No campo da cooperação humanitária, desde 2007, o Brasil destinou mais de US$ 23 milhões para diversas iniciativas voltadas para a Palestina. Estas contribuições incluíram doações de recursos, medicamentos e alimentos, sendo canalizadas principalmente para a Autoridade Palestina, a Agência das Nações Unidas de Assistência aos Refugiados da Palestina (UNRWA) e o Programa Mundial de Alimentos da ONU (PMA). Este apoio demonstra o compromisso contínuo do Brasil, em auxiliar na mitigação das dificuldades enfrentadas pelos palestinos, especialmente os refugiados.

Não podemos negar que o histórico brasileiro e as declarações de Lula ecoam e tensionam mundialmente um posicionamento favorável ao cessar-fogo, mas é necessário avançar com medidas concretas, como as que foram indicadas no abaixo assinado do Coletivo Vozes Judaicas pela Libertação, enviado ao gabinete presidencial. Assim como, apoio aos bloqueios diplomáticos e comerciais à empresas e produtos israelenses, promovidos pelo Boicote Desinvestimento e Sanções (BDS). Em conjunto com essas e outras ações, temos uma forte rede no país que tem se posicionado e desenvolvido manifestações de rua frequentes em solidariedade, desde outubro de 2023.
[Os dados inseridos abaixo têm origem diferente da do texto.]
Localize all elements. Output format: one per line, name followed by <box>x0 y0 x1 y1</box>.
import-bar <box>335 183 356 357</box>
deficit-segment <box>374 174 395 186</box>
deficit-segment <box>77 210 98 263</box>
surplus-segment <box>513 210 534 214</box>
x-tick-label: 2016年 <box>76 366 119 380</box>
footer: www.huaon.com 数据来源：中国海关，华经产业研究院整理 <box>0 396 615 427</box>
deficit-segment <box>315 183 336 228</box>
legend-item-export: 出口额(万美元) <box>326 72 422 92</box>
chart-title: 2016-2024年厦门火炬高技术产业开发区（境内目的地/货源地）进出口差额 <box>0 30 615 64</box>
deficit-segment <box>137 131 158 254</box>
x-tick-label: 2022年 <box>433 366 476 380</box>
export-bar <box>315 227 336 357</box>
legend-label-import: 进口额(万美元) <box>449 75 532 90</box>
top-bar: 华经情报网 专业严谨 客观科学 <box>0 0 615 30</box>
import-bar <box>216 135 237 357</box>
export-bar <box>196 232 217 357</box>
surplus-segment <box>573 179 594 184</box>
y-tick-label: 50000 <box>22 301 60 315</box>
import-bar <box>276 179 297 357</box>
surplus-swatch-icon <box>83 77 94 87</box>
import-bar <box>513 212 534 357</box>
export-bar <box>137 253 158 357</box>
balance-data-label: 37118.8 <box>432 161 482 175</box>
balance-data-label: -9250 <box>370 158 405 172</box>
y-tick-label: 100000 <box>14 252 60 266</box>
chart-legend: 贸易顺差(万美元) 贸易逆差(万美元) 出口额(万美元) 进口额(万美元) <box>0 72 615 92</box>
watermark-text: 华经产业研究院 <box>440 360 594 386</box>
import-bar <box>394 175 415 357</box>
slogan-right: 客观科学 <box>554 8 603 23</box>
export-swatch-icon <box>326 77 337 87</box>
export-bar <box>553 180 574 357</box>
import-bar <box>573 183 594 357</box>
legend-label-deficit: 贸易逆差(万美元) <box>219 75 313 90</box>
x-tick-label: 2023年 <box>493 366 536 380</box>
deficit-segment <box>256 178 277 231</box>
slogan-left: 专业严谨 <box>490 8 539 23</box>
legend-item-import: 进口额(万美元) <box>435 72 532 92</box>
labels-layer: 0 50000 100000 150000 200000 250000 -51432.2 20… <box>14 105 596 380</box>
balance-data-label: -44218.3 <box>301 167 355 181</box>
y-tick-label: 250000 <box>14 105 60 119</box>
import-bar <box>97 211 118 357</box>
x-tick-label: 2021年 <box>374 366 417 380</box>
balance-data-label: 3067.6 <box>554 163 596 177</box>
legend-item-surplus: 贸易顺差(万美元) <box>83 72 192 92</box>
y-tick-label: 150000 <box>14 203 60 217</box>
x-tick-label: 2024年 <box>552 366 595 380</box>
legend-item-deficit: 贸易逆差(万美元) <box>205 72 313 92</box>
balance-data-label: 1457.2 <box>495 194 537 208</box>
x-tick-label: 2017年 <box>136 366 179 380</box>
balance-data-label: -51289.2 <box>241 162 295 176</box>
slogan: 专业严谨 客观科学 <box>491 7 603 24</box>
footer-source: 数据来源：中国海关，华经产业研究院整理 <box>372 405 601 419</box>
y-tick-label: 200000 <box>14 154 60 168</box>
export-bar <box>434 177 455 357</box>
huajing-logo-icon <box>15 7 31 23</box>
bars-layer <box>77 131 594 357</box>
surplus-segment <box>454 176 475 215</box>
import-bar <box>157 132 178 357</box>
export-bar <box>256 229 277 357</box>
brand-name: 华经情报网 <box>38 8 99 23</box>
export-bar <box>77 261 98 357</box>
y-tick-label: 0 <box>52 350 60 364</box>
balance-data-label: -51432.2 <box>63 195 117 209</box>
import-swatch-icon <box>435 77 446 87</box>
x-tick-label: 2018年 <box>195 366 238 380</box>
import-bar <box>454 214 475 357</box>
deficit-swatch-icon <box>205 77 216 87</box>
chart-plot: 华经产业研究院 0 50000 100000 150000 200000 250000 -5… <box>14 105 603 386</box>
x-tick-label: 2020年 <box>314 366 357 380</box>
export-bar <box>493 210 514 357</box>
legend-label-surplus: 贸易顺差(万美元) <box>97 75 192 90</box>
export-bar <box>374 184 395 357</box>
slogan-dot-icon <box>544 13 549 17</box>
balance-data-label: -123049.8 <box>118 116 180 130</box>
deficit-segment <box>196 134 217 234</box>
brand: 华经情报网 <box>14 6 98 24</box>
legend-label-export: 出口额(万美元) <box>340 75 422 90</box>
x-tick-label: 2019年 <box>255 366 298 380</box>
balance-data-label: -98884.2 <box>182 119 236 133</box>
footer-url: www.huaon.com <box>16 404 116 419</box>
Compreende-se que o genocídio palestino em curso, também possui uma singularidade, por ser caracterizado como um processo de “limpeza étnica”, conforme indica a historiadora brasileira Débora Frias. Essa classificação seria feita pois, além da violência, expulsões e massacres exercidos por Israel, existe uma intenção de silenciar as vozes dos palestinos no território, “além de empregar formas de apagá-los de uma memória e história oficial” e “desarabizar” o território.

Para além do âmbito federal e acadêmico, encontra-se ainda no Brasil, atividades auto-organizadas como parte do apoio popular à causa palestina, que se consolidam em diversas frentes, em movimentos políticos e culturais. Como a presença das bandeiras da Palestina no festival cultural brasileiro, conhecido como Carnaval; em eventos acadêmicos como a Jornada Afroasiática de História, na Universidade Federal de São Paulo, em Guarulhos; Centro Cultural Al Janiah; e, em páginas nas redes sociais, como a Desoriente-se e a Juventude Sanaúd.